Önlerinde sayısız hayaletin olduğu bu yola doğru etrafından yayılan altın rengi ışık hüzmesiyle birlikte hareket eden Ji Ning, sıranın en önüne geçmeyi başarmıştı. Sıranın yanlarında bulunan minotor askerler ise mor giysili kadını gördükten sonra tek bir kelime bile etmeye cesaret edememişlerdi.



…………

 


Sarı Kaplıcalar’a giden yol neredeyse tamamen sisle kaplıydı. Sayısız ruh bu yolu takip ederken Ji Ning’de bu grubun içerisindeydi.

 


“O da ne?” şaşkınlıkla kendi kendine söylendi Ji Ning. Önündeki sis tabakası oldukça kalındı. Bu tabakaya giren ruhlardan hepsi kayboluyor ve geri dönen olmuyordu.

 


“Devam edin. Önünüzdeki yer Kederin Köprüsü’dür.” dedi yakınlardaki minotor askerlerden birisi. Bunu duyunca başıyla onaylayan Ji Ning, tereddüte düşmeden kalın sis tabakasına doğru yürümeye başladı. Sis tabakasına girdikten sonra etrafındaki her şeyin yavaş yavaş değişmeye başladığını hissetti.

 


“Neredeyim?” Ji Ning etrafına boş gözlerle bakarken kendi kendine sordu. Önünde ufak, rüzgârlı bir yol uzanıyordu. Zor da olsa hayalet formunda birkaç siluet görülebiliyordu. Bu ufak yolun ilerisindeyse hiddetle akan bir nehir uzanıyordu.

 


“Kederin Köprüsü’ne gelmiş olmalıyım.” dedi ve ilerlemeye başladı. “Ne garip! Demin gördüğüm kadarıyla buraya sayısız hayalet girmişti.

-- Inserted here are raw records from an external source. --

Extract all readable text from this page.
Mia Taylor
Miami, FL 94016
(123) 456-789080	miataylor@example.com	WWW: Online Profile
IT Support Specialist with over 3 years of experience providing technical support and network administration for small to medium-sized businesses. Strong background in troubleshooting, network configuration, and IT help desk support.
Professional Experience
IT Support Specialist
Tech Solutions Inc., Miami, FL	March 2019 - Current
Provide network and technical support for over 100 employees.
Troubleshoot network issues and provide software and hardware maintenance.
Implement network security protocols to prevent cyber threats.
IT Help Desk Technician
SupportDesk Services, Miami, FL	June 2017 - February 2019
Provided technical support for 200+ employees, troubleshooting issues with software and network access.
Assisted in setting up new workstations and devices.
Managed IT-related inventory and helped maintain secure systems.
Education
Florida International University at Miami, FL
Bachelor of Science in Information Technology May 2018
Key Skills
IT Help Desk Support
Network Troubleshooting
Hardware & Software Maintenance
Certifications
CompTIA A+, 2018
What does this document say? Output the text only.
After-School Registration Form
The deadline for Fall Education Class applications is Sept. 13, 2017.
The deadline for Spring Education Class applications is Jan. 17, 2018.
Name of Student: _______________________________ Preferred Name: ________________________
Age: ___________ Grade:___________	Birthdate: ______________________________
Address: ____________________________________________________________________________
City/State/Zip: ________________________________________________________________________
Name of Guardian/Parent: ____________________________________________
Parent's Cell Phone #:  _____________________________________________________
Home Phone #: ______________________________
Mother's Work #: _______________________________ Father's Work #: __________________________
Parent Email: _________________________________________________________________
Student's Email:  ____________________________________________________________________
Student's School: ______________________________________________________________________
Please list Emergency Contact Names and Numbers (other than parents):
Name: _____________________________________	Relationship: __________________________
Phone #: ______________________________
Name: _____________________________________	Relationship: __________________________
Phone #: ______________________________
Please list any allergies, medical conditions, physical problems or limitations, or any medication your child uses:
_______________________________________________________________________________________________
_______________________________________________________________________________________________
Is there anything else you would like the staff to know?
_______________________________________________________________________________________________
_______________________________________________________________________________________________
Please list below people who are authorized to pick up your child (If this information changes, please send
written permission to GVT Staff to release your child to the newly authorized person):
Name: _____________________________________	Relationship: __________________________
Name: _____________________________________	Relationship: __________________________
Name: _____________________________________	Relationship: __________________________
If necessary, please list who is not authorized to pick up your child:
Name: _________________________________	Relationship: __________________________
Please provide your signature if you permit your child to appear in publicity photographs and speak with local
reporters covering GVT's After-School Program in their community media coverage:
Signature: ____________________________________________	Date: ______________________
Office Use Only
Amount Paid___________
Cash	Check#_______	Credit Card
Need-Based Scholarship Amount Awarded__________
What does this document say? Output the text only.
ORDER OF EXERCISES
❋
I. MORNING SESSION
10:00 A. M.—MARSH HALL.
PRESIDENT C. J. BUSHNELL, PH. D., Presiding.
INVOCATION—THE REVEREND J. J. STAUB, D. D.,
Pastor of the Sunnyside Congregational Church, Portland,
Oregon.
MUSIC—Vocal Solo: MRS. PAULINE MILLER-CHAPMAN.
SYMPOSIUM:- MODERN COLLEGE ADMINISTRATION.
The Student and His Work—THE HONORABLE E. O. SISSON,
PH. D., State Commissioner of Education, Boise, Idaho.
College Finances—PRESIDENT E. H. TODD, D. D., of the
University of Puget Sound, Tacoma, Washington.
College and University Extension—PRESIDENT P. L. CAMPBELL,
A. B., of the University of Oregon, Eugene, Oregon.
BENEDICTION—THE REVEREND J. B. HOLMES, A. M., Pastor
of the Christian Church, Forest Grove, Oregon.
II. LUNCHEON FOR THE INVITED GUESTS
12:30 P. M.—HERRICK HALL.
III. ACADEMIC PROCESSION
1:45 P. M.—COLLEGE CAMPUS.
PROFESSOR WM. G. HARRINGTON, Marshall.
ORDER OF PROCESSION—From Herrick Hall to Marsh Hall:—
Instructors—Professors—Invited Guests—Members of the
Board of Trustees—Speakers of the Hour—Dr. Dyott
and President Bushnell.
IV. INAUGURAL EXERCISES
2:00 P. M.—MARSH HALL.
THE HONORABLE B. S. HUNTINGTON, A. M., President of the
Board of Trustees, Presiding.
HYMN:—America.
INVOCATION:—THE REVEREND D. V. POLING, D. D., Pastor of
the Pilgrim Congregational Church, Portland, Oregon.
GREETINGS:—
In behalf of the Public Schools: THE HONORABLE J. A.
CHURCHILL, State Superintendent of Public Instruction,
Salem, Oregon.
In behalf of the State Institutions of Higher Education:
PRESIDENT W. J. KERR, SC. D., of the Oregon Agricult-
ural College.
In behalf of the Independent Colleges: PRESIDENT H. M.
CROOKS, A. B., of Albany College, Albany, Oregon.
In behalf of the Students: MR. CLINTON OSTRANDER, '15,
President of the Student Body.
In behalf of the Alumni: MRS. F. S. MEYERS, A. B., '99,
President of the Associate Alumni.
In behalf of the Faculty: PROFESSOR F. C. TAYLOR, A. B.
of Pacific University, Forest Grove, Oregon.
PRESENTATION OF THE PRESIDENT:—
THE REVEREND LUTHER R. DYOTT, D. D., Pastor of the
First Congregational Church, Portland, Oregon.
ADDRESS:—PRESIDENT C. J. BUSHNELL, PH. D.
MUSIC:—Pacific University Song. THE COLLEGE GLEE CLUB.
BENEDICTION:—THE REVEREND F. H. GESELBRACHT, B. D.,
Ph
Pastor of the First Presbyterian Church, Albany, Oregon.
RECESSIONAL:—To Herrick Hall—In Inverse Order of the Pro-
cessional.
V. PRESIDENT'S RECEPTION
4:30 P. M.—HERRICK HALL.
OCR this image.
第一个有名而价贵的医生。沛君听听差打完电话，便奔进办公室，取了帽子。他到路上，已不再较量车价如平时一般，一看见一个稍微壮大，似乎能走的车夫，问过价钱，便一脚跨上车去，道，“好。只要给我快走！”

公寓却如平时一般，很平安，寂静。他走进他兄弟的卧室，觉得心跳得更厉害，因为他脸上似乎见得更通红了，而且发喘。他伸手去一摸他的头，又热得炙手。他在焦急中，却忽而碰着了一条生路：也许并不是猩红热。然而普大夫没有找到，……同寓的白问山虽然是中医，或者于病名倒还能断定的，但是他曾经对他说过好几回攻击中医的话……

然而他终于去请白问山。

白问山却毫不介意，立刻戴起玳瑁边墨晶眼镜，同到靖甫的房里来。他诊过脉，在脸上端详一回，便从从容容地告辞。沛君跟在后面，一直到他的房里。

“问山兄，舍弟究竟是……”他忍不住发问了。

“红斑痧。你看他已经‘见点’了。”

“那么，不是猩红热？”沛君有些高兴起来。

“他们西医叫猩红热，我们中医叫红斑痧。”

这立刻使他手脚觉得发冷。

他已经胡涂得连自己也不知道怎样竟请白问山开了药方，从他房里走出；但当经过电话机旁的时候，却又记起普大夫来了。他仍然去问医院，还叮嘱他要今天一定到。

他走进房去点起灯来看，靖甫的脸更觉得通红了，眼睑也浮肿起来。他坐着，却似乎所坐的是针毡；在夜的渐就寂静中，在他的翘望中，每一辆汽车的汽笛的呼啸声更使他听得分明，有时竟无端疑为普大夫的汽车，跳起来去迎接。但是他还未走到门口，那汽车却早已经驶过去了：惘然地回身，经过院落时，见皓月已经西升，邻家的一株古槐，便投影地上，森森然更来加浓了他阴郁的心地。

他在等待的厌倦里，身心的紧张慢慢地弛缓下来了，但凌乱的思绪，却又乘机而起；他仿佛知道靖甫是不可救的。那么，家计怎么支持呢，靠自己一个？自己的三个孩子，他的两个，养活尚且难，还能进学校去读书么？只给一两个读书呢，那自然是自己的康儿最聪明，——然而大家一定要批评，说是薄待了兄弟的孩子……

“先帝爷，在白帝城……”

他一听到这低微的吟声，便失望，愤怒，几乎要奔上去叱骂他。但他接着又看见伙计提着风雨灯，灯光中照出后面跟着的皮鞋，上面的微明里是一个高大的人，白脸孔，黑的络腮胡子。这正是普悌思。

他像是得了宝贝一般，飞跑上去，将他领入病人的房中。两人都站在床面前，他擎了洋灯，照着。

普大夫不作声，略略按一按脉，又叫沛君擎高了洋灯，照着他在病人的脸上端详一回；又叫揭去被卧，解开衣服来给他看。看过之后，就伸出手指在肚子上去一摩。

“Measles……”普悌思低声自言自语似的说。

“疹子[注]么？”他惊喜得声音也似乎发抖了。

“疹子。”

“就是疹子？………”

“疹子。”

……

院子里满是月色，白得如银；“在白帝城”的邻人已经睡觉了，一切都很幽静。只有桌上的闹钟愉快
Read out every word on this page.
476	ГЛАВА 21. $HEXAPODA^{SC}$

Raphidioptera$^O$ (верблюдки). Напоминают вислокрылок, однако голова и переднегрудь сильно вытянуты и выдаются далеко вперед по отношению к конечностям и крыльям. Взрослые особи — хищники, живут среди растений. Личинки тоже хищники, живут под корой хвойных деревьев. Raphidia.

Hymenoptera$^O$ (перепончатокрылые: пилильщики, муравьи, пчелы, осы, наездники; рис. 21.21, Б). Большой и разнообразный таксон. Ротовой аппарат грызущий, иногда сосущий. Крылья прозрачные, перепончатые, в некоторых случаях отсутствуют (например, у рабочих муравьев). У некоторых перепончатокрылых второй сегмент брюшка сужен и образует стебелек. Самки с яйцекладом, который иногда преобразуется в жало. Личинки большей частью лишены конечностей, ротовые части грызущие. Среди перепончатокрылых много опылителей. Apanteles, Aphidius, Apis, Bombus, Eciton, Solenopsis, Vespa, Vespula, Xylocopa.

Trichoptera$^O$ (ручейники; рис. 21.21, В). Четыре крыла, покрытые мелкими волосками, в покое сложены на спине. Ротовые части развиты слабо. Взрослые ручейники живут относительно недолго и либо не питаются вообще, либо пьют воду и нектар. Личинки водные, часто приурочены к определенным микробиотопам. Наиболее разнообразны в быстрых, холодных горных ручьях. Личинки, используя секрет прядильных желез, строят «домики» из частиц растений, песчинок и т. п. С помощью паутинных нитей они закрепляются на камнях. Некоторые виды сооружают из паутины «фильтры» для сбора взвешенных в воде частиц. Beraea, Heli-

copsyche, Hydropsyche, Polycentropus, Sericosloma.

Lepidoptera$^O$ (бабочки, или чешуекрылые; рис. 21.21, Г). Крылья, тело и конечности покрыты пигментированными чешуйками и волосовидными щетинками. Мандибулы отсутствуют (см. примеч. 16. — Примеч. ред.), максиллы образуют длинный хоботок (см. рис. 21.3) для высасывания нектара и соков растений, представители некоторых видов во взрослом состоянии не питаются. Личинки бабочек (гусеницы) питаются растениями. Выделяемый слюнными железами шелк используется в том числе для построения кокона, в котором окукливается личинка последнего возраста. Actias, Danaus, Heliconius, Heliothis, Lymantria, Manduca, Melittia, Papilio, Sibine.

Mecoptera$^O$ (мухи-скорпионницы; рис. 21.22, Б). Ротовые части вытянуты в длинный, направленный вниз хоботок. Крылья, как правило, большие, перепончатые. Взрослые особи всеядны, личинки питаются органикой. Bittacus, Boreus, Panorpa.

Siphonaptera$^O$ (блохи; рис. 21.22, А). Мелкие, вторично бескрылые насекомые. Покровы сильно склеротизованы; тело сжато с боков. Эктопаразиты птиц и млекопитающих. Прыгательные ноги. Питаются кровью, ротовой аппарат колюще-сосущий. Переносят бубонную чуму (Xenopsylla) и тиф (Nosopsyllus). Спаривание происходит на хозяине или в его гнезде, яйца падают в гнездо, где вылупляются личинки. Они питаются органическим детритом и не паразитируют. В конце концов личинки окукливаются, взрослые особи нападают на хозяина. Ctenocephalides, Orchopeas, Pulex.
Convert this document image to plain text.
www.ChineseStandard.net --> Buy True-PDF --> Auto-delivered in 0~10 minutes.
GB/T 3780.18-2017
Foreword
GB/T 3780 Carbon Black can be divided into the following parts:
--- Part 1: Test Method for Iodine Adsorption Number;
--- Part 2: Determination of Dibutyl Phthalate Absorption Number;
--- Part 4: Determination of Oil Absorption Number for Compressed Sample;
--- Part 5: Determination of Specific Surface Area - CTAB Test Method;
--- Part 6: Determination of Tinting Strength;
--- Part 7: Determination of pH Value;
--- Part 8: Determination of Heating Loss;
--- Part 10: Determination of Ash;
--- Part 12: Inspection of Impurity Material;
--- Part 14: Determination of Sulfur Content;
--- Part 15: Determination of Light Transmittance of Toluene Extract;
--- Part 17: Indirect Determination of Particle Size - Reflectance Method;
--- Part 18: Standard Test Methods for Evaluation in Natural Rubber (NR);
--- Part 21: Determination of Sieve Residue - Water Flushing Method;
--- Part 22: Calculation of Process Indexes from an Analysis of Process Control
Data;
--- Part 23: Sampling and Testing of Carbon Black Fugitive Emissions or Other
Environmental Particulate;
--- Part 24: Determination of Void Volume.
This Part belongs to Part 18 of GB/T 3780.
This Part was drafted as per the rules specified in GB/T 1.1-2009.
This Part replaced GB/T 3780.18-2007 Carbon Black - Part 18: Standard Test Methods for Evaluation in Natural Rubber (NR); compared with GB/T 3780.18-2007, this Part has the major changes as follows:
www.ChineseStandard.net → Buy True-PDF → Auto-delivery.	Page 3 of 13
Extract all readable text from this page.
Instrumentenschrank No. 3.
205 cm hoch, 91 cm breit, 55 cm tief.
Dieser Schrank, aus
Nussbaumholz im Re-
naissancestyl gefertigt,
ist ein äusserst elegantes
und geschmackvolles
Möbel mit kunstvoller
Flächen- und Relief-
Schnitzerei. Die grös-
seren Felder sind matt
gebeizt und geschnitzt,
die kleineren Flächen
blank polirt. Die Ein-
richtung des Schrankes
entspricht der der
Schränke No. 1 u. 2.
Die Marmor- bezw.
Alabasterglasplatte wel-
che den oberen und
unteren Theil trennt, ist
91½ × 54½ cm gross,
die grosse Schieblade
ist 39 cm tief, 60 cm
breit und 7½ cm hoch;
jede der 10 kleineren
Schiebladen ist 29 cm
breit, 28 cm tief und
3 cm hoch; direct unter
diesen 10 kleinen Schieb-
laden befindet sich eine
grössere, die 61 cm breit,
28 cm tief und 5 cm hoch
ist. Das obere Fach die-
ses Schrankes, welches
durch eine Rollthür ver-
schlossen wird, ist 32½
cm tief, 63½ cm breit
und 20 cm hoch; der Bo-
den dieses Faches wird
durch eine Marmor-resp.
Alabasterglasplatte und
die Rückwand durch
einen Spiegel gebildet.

Nasıl olur da şimdi etrafa baktığımda sadece bir düzinesini görebiliyorum?” kendi kendine sorular soran Ji Ning oldukça rahatsız görünüyordu.

 


Ancak burada, Kederin Köprüsü’nde zamanın dışarıda olandan daha farklı ilerlediğini nereden bilebilirdi ki? Eskilerin dediği gibi: “Gökler’de geçen bir gün Ölümlüler Diyarı’nda geçen bir yıla denktir.” Kederin Köprüsü’nde ise bahsedilen bu zaman normalden defalarca kat daha hızlı bir şekilde akıyordu. Ölüler Diyarı’nda bir gün geçtiğinde Kederin Köprüsü’nde sayısız yıl geçiyordu!

 


“Ah! Ah!”

 


“Üzgünüm!”

 


Ji Ning köprüye doğru yürürken karşı taraftaki manzarayı görünce duraksadı. Gördüğü şey kan dolu bir havuzdu. Havuzun içinden çıkan zehirli böcekler, zehirli yılanlar ve vahşi köpekler yakınlarındaki insanlara acımasız bir şekilde saldırıyordu. Çoğu hayalet bu havuzu direkt geçebilse de bazıları vahşi saldırılara yem oluyor ve havuzun derinliklerine çekiliyordu. Havuza çekilen bu insanların geçmiş hayatlarında sayısız günah işlediği net bir şekilde ortadaydı.

 


“Eğer bugün olacakları bilseydiniz, geçmişte de böyle davranır mıydınız?” diyerek başını iki yana salladı Ji Ning ve diğer tarafa bakarak “Muhteşem.” dedi. Anılar Nehri’nin yanında inanılmaz güzellikte bir sürü çiçek vardı. Köprünün hemen yanındaysa etrafa ışık hüzmeleri saçan ve değerli olduğu her halinden belli olan bir mücevher duruyordu. Mücevherin saçtığı ışık hüzmeleri havada belli belirsiz görüntüler oluşturuyordu. Bu mücevher eskilerin bahsettiği; geçmiş hayatı, şu anki hayatı ve gelecek hayatı simgeleyen efsanevi “Üç Hayatın Mücevheri”ydi.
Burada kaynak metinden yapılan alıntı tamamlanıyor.